Enfin, le stock d’espèces inconnues est extraordinairement important. La France, qui présente la particularité de comprendre des territoires extrêmement variés, notamment ultramarins, est-elle en mesure de relever un tel défi ?

Vous avez rendu un rapport à la précédente ministre de l’écologie, Mme Kosciusko-Morizet, intitulé L’apport des sciences participatives dans la connaissance de la biodiversité. Dès lors, pourriez-vous nous proposer une photographie des moyens du Muséum d’histoire naturelle et nous présenter un bilan, ainsi que les perspectives d’avenir des observatoires participatifs Spipoll et Vigie Nature ? Comment vous situez-vous entre la science participative et les lanceurs d’alerte ? Pourriez-vous dresser un bilan de la gestion du problème du frelon asiatique, espèce invasive la plus connue, ainsi que du Plan Abeille et des pollinisateurs sauvages ?

M. Stéphane Demilly. Si chacun connaît les activités destinées au grand public du Muséum, notamment l’emblématique Grande galerie de l’évolution, l’institution est aussi dédiée à la recherche et à l’enseignement. Le changement climatique faisant partie de vos nombreux thèmes de recherche, quelles sont les conclusions de vos travaux sur cet enjeu fondamental pour notre planète, sachant que le bilan du sommet Rio +20 de juin dernier est plus que mitigé, et la priorité accordée à la lutte contre le réchauffement climatique de plus en plus remise en cause ?

Quant aux secrets de la nature, ils sont une grande source d’intérêt pour l’industrie.
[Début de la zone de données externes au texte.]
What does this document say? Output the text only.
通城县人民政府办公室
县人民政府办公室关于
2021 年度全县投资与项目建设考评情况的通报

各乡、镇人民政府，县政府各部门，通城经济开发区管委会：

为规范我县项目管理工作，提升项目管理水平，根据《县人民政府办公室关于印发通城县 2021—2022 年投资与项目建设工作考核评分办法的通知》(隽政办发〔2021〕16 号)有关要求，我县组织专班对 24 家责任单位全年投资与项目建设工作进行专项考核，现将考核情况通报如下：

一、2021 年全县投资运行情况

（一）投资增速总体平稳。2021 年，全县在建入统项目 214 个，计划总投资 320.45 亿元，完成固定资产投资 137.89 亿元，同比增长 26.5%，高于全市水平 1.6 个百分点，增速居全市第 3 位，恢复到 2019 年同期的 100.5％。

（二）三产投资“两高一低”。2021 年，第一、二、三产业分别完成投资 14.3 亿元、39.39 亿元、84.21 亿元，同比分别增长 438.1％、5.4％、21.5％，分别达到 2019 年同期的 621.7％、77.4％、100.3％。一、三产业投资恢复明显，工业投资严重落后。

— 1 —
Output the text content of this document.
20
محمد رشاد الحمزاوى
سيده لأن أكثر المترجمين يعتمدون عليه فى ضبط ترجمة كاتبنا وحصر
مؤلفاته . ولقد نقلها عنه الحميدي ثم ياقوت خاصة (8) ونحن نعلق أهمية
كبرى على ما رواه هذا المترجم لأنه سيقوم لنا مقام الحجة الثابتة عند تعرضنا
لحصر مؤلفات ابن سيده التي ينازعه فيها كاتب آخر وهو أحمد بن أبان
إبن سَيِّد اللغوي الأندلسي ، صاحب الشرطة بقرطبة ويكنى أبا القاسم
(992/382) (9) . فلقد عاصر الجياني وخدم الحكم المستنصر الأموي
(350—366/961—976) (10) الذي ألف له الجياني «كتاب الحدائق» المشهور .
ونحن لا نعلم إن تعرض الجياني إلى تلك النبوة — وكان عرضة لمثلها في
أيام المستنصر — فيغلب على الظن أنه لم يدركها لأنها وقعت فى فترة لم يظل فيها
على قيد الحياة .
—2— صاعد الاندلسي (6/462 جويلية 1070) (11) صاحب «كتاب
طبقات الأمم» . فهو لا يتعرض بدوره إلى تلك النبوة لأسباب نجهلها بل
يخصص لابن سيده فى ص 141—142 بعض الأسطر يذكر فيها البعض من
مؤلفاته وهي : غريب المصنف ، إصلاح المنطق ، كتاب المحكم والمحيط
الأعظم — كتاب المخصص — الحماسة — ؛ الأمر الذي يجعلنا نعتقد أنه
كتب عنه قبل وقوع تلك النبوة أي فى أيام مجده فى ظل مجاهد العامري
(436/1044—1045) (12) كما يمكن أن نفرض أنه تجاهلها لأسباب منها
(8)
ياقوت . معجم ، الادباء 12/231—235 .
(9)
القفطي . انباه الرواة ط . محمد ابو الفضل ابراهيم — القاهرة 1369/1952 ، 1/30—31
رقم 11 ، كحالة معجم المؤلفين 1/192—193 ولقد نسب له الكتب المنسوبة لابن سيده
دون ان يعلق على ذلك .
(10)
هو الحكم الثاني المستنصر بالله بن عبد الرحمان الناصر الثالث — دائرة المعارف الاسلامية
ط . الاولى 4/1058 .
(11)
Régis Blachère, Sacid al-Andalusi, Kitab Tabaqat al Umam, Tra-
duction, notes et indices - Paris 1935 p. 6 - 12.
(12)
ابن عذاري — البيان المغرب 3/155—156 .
C’est ainsi que l’industrie textile s’intéresse de plus en plus aux propriétés extraordinaires de la toile d’araignée. Le Muséum a donc probablement conclu des partenariats de recherche avec certaines entreprises sur ce sujet. Sans violer la confidentialité inhérente à ce type de contrats, pourriez-vous nous en fournir quelques exemples ?

Enfin, quels sont les principaux projets actuels de coopération ou d’échanges internationaux du Muséum, notamment dans le domaine de la biodiversité ?

Mme Laurence Abeille. Quels sont les projets ou travaux en cours au Muséum en matière de biodiversité en milieu urbain ?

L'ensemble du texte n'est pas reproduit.